Der Mist fing irgendwann im Frühjahr 2019 an. Mein rechter Unterarm schmerzte in einer Art, die ich aus der Vergangenheit als Sehnenscheidenentzündung kennen gelernt hatte. Ich wusste, dass jeder Arzt mir in erster Linie Schonung nahelegen würde, also ging ich erst gar nicht zum Arzt deswegen. Die rechte Hand zu schonen ist für eine Rechtshänderin allerdings schwierig. Zumal, wenn man wie ich überwiegend am Schreibtisch arbeitet, beim Besuch von Kongressen zur Berichterstattung gern mal ganze Collegeblöcke mit handschriftlichen Notizen füllt, gern kocht (mit allem Geschnibble, das dazugehört), vor dem Fernseher auch gern strickt oder häkelt und auch noch ein kleines bisschen Triathlon macht – die Rennradhaltung ist einfach kontraproduktiv, wenn man den Unterarm schonen möchte. Eigentlich sollte ich meinen rechten Arm richtig hoch versichern, so wenig kann ich mir seinen Ausfall erlauben.

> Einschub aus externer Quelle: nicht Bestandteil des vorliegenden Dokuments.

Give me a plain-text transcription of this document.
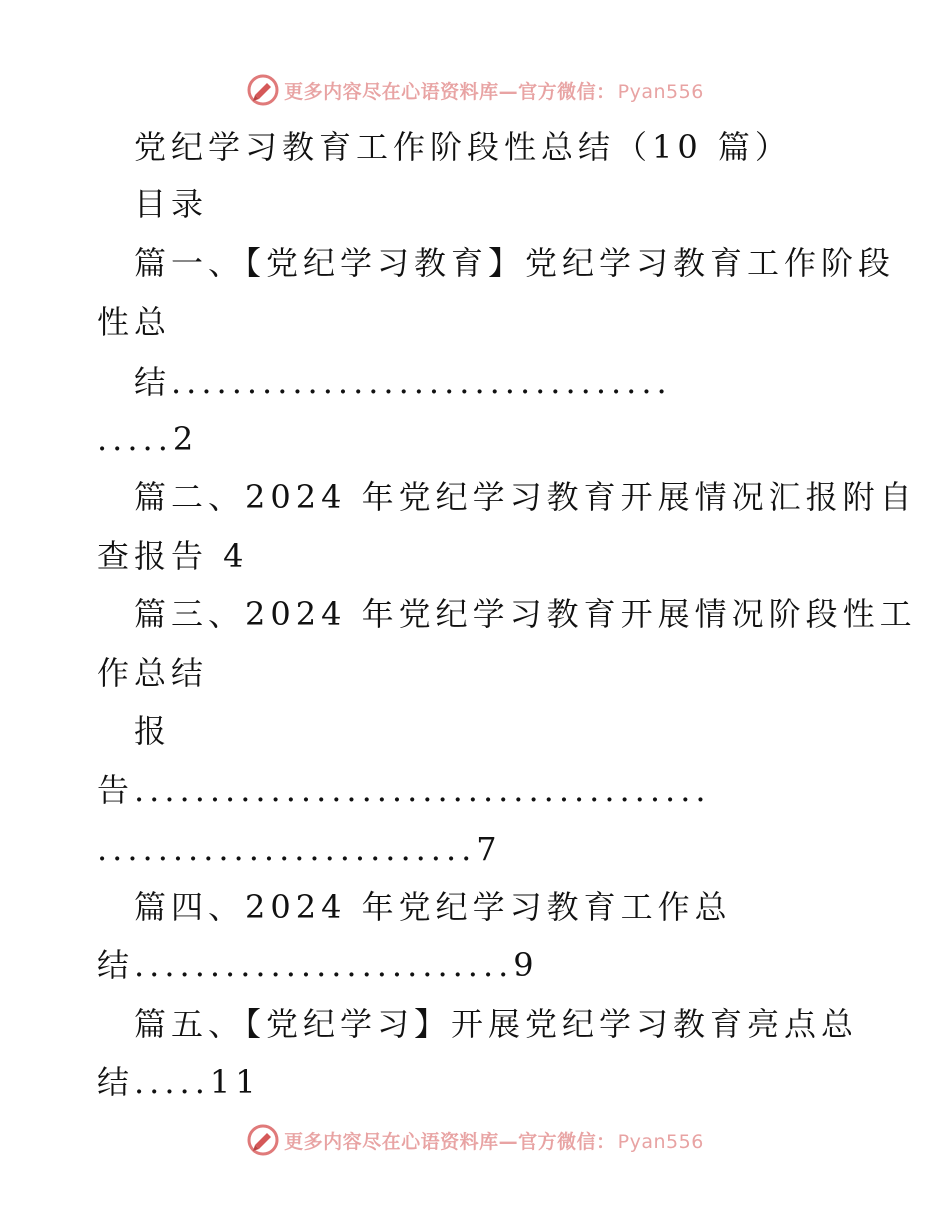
更多内容尽在心语资料库—官方微信： Pyan556
党纪学习教育工作阶段性总结（10 篇）
目录
篇一、【党纪学习教育】党纪学习教育工作阶段
性总
结.................................
.....2
篇二、2024 年党纪学习教育开展情况汇报附自
查报告 4
篇三、2024 年党纪学习教育开展情况阶段性工
作总结
报
告......................................
.........................7
篇四、2024 年党纪学习教育工作总
结.........................9
篇五、【党纪学习】开展党纪学习教育亮点总
结.....11
更多内容尽在心语资料库—官方微信： Pyan556
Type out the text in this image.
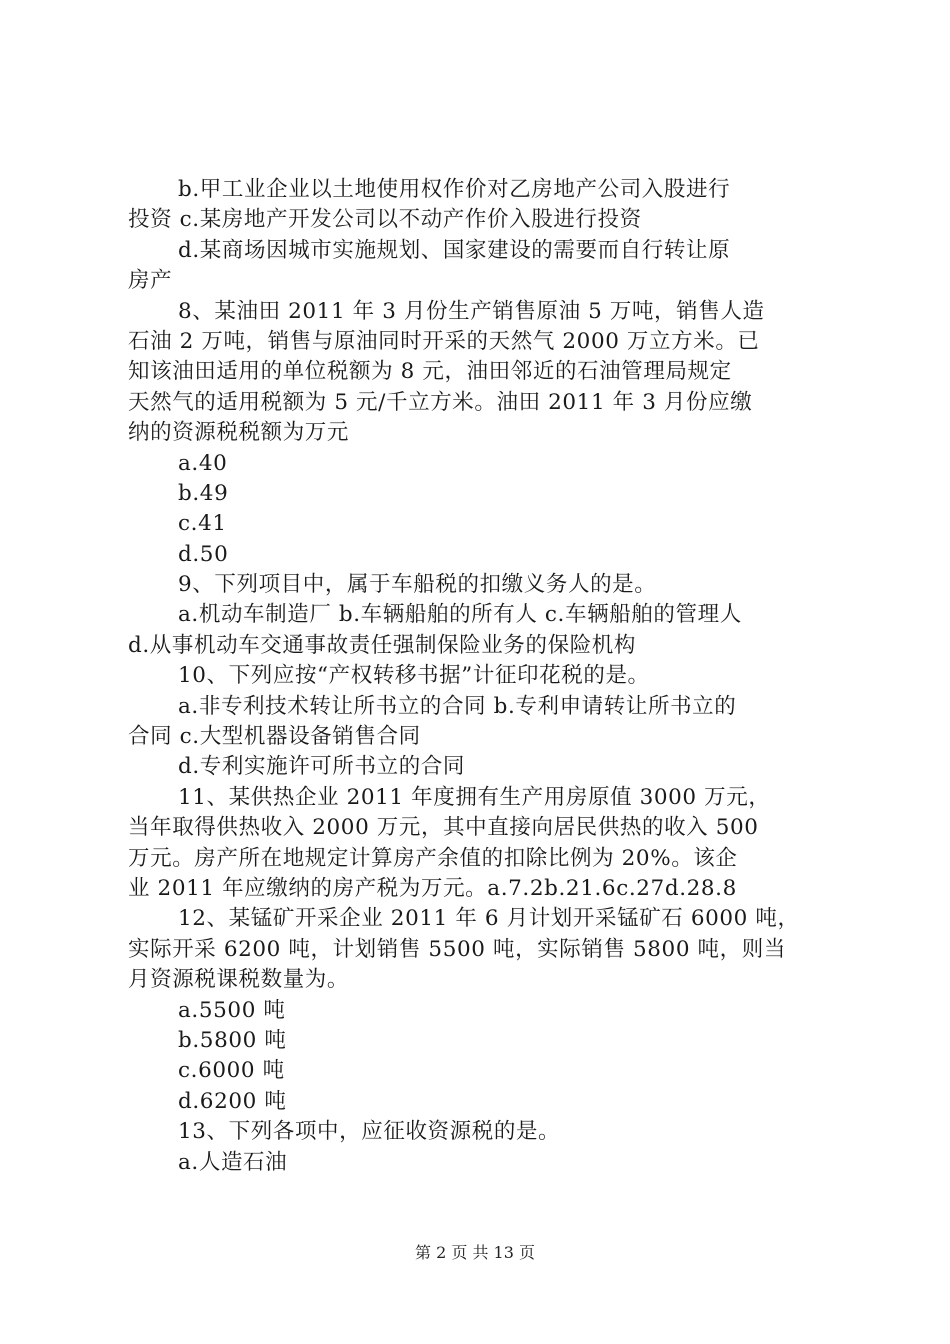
b.甲工业企业以土地使用权作价对乙房地产公司入股进行
投资 c.某房地产开发公司以不动产作价入股进行投资
d.某商场因城市实施规划、国家建设的需要而自行转让原
房产
8、某油田 2011 年 3 月份生产销售原油 5 万吨，销售人造
石油 2 万吨，销售与原油同时开采的天然气 2000 万立方米。已
知该油田适用的单位税额为 8 元，油田邻近的石油管理局规定
天然气的适用税额为 5 元/千立方米。油田 2011 年 3 月份应缴
纳的资源税税额为万元
a.40
b.49
c.41
d.50
9、下列项目中，属于车船税的扣缴义务人的是。
a.机动车制造厂 b.车辆船舶的所有人 c.车辆船舶的管理人
d.从事机动车交通事故责任强制保险业务的保险机构
10、下列应按“产权转移书据”计征印花税的是。
a.非专利技术转让所书立的合同 b.专利申请转让所书立的
合同 c.大型机器设备销售合同
d.专利实施许可所书立的合同
11、某供热企业 2011 年度拥有生产用房原值 3000 万元，
当年取得供热收入 2000 万元，其中直接向居民供热的收入 500
万元。房产所在地规定计算房产余值的扣除比例为 20%。该企
业 2011 年应缴纳的房产税为万元。a.7.2b.21.6c.27d.28.8
12、某锰矿开采企业 2011 年 6 月计划开采锰矿石 6000 吨，
实际开采 6200 吨，计划销售 5500 吨，实际销售 5800 吨，则当
月资源税课税数量为。
a.5500 吨
b.5800 吨
c.6000 吨
d.6200 吨
13、下列各项中，应征收资源税的是。
a.人造石油
第 2 页 共 13 页
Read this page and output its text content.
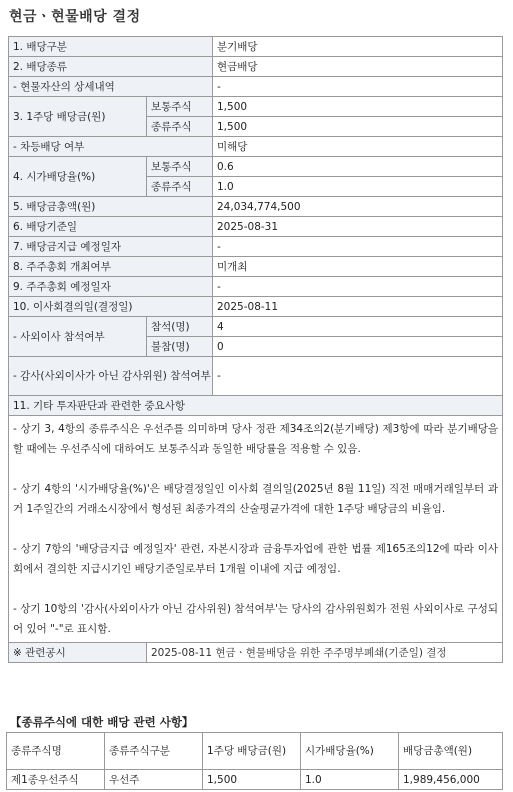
현금ㆍ현물배당 결정
1. 배당구분		분기배당
2. 배당종류		현금배당
- 현물자산의 상세내역		-
3. 1주당 배당금(원)	보통주식	1,500
	종류주식	1,500
- 차등배당 여부		미해당
4. 시가배당율(%)	보통주식	0.6
	종류주식	1.0
5. 배당금총액(원)		24,034,774,500
6. 배당기준일		2025-08-31
7. 배당금지급 예정일자		-
8. 주주총회 개최여부		미개최
9. 주주총회 예정일자		-
10. 이사회결의일(결정일)		2025-08-11
- 사외이사 참석여부	참석(명)	4
	불참(명)	0
- 감사(사외이사가 아닌 감사위원) 참석여부		-
11. 기타 투자판단과 관련한 중요사항		

- 상기 3, 4항의 종류주식은 우선주를 의미하며 당사 정관 제34조의2(분기배당) 제3항에 따라 분기배당을 할 때에는 우선주식에 대하여도 보통주식과 동일한 배당률을 적용할 수 있음.

- 상기 4항의 '시가배당율(%)'은 배당결정일인 이사회 결의일(2025년 8월 11일) 직전 매매거래일부터 과거 1주일간의 거래소시장에서 형성된 최종가격의 산술평균가격에 대한 1주당 배당금의 비율임.

- 상기 7항의 '배당금지급 예정일자' 관련, 자본시장과 금융투자업에 관한 법률 제165조의12에 따라 이사회에서 결의한 지급시기인 배당기준일로부터 1개월 이내에 지급 예정임.

- 상기 10항의 '감사(사외이사가 아닌 감사위원) 참석여부'는 당사의 감사위원회가 전원 사외이사로 구성되어 있어 "-"로 표시함.		

※ 관련공시	2025-08-11 현금ㆍ현물배당을 위한 주주명부폐쇄(기준일) 결정	
【종류주식에 대한 배당 관련 사항】
종류주식명	종류주식구분	1주당 배당금(원)	시가배당율(%)	배당금총액(원)
제1종우선주식	우선주	1,500	1.0	1,989,456,000
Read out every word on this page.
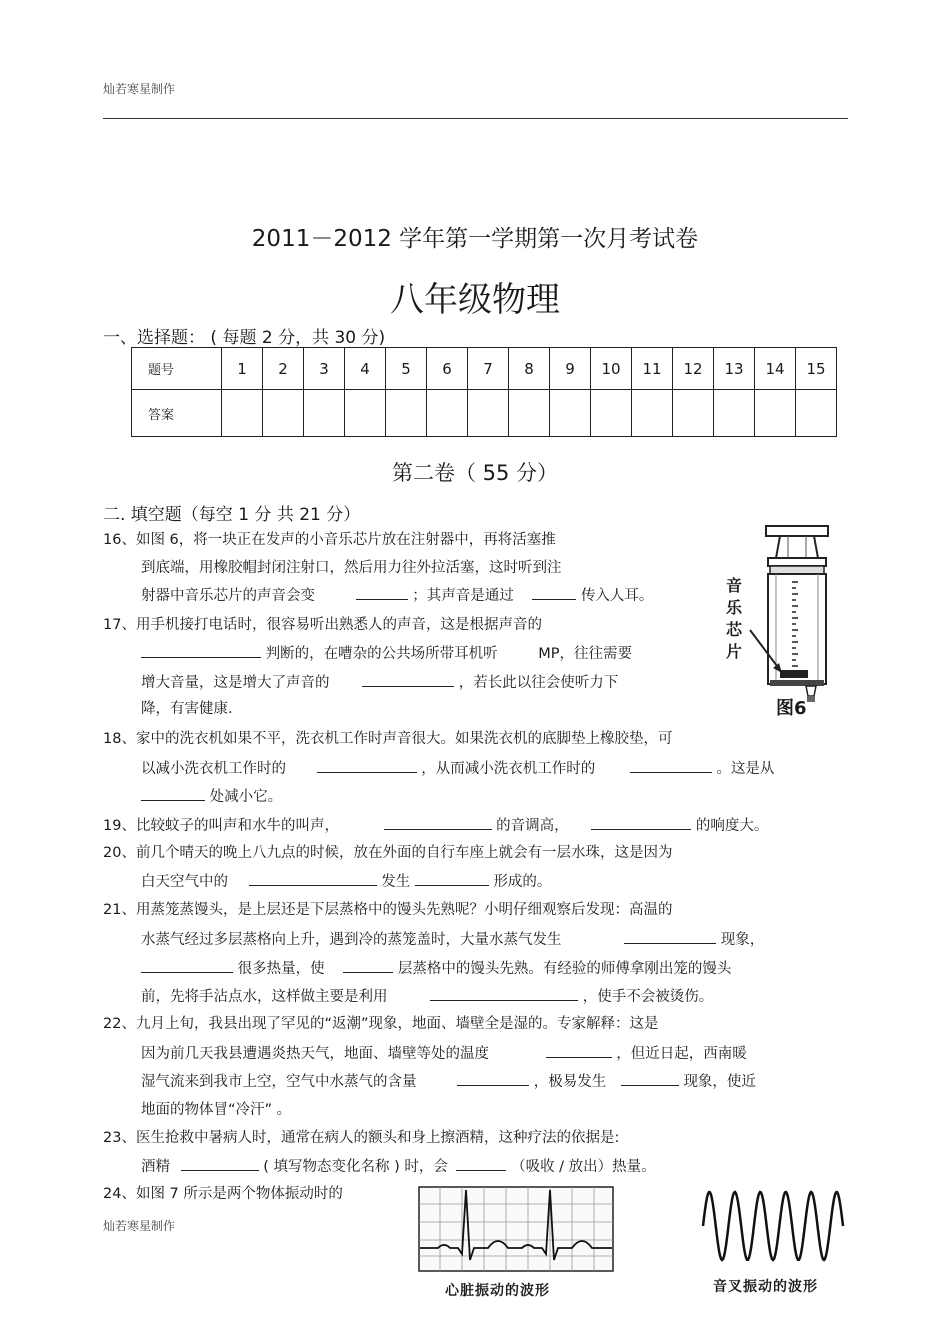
灿若寒星制作
2011－2012 学年第一学期第一次月考试卷
八年级物理
一、选择题： ( 每题 2 分，共 30 分)
题号	1	2	3	4	5	6	7	8	9	10	11	12	13	14	15
答案															
第二卷（ 55 分）
二. 填空题（每空 1 分 共 21 分）
16、如图 6，将一块正在发声的小音乐芯片放在注射器中，再将活塞推
到底端，用橡胶帽封闭注射口，然后用力往外拉活塞，这时听到注
射器中音乐芯片的声音会变	；其声音是通过	传入人耳。
17、用手机接打电话时，很容易听出熟悉人的声音，这是根据声音的
判断的，在嘈杂的公共场所带耳机听	MP，往往需要
增大音量，这是增大了声音的	，若长此以往会使听力下
降，有害健康.
18、家中的洗衣机如果不平，洗衣机工作时声音很大。如果洗衣机的底脚垫上橡胶垫，可
以减小洗衣机工作时的	，从而减小洗衣机工作时的	。这是从
处减小它。
19、比较蚊子的叫声和水牛的叫声，	的音调高，	的响度大。
20、前几个晴天的晚上八九点的时候，放在外面的自行车座上就会有一层水珠，这是因为
白天空气中的	发生	形成的。
21、用蒸笼蒸馒头，是上层还是下层蒸格中的馒头先熟呢？小明仔细观察后发现：高温的
水蒸气经过多层蒸格向上升，遇到冷的蒸笼盖时，大量水蒸气发生	现象，
很多热量，使	层蒸格中的馒头先熟。有经验的师傅拿刚出笼的馒头
前，先将手沾点水，这样做主要是利用	，使手不会被烫伤。
22、九月上旬，我县出现了罕见的“返潮”现象，地面、墙壁全是湿的。专家解释：这是
因为前几天我县遭遇炎热天气，地面、墙壁等处的温度	，但近日起，西南暖
湿气流来到我市上空，空气中水蒸气的含量	，极易发生	现象，使近
地面的物体冒“冷汗” 。
23、医生抢救中暑病人时，通常在病人的额头和身上擦酒精，这种疗法的依据是:
酒精	( 填写物态变化名称 ) 时，会	（吸收 / 放出）热量。
24、如图 7 所示是两个物体振动时的
灿若寒星制作
音
乐
芯
片
图6
心脏振动的波形	音叉振动的波形
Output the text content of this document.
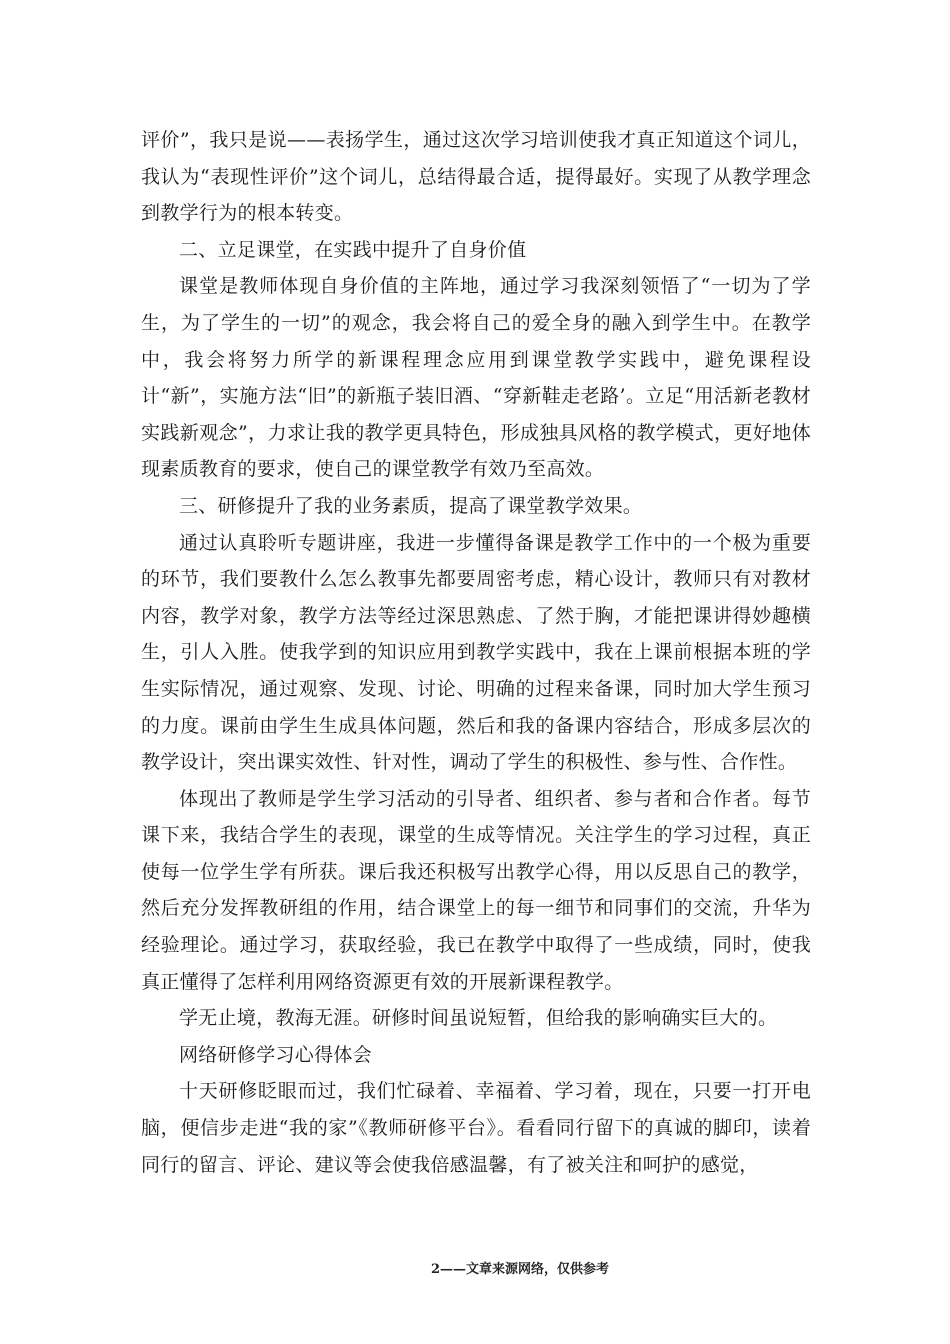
评价”，我只是说——表扬学生，通过这次学习培训使我才真正知道这个词儿，我认为“表现性评价”这个词儿，总结得最合适，提得最好。实现了从教学理念到教学行为的根本转变。

二、立足课堂，在实践中提升了自身价值

课堂是教师体现自身价值的主阵地，通过学习我深刻领悟了“一切为了学生，为了学生的一切”的观念，我会将自己的爱全身的融入到学生中。在教学中，我会将努力所学的新课程理念应用到课堂教学实践中，避免课程设计“新”，实施方法“旧”的新瓶子装旧酒、“穿新鞋走老路’。立足“用活新老教材实践新观念”，力求让我的教学更具特色，形成独具风格的教学模式，更好地体现素质教育的要求，使自己的课堂教学有效乃至高效。

三、研修提升了我的业务素质，提高了课堂教学效果。

通过认真聆听专题讲座，我进一步懂得备课是教学工作中的一个极为重要的环节，我们要教什么怎么教事先都要周密考虑，精心设计，教师只有对教材内容，教学对象，教学方法等经过深思熟虑、了然于胸，才能把课讲得妙趣横生，引人入胜。使我学到的知识应用到教学实践中，我在上课前根据本班的学生实际情况，通过观察、发现、讨论、明确的过程来备课，同时加大学生预习的力度。课前由学生生成具体问题，然后和我的备课内容结合，形成多层次的教学设计，突出课实效性、针对性，调动了学生的积极性、参与性、合作性。

体现出了教师是学生学习活动的引导者、组织者、参与者和合作者。每节课下来，我结合学生的表现，课堂的生成等情况。关注学生的学习过程，真正使每一位学生学有所获。课后我还积极写出教学心得，用以反思自己的教学，然后充分发挥教研组的作用，结合课堂上的每一细节和同事们的交流，升华为经验理论。通过学习，获取经验，我已在教学中取得了一些成绩，同时，使我真正懂得了怎样利用网络资源更有效的开展新课程教学。

学无止境，教海无涯。研修时间虽说短暂，但给我的影响确实巨大的。

网络研修学习心得体会

十天研修眨眼而过，我们忙碌着、幸福着、学习着，现在，只要一打开电脑，便信步走进“我的家”《教师研修平台》。看看同行留下的真诚的脚印，读着同行的留言、评论、建议等会使我倍感温馨，有了被关注和呵护的感觉，

2——文章来源网络，仅供参考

Schmerzen im Unterarm und eingeschlafene Hände
Mein Vorsatz, den Arm zu schonen, ging also nur mittelmäßig auf. Und im Spätsommer gesellte sich ein weiteres Problem zu den latenten Schmerzen: Auf einmal schliefen mir immer häufiger beide Hände ein, einfach so, ohne erkennbaren Grund. Dieses neue Phänomen war für mich Anlass, dann doch mal einen Arzt aufzusuchen – meinen neuen Hausarzt. Ein Karpaltunnelsyndrom erschien ihm ebenso wenig wahrscheinlich wie eine diabetische Neuropathie, also gab es ein Rezept für Ibuprofen – und den Rat, den Arm zu schonen.
Wie zum Teufel soll ich am Schreibtisch sitzen?
Ich legte mein aktuelles Strickprojekt auf Eis, kaufte mir ein Ergo-Mauspad und Inky-Tintenroller, die beim Schreiben mit viel weniger Druckaufwand über’s Papier gleiten als gewöhnliche Werbe-Kugelschreiber. Auf die Idee mit dem besseren Schreibgerät hätte ich tatsächlich schon vor ein paar Jahrzehnten kommen können, Inky-Tintenroller sind nun mein neuer Goldstandard. Doch das Ergo-Mauspad entpuppte sich als Flop. Es führte lediglich dazu, dass ich immer unschlüssiger war, welche Schreibtischhaltung für mich gut ist. Um meinen Unterarm und das Handgelenk zu entlasten, zog ich die Schultern hoch und verkrampfte im Nackenbereich. Nun schmerzten neben dem Unterarm auch der Bereich oberhalb des Ellenbogens und die Schulter. Und ich hatte erst recht keine Ahnung, welche Haltung ich am Schreibtisch einnehmen sollte.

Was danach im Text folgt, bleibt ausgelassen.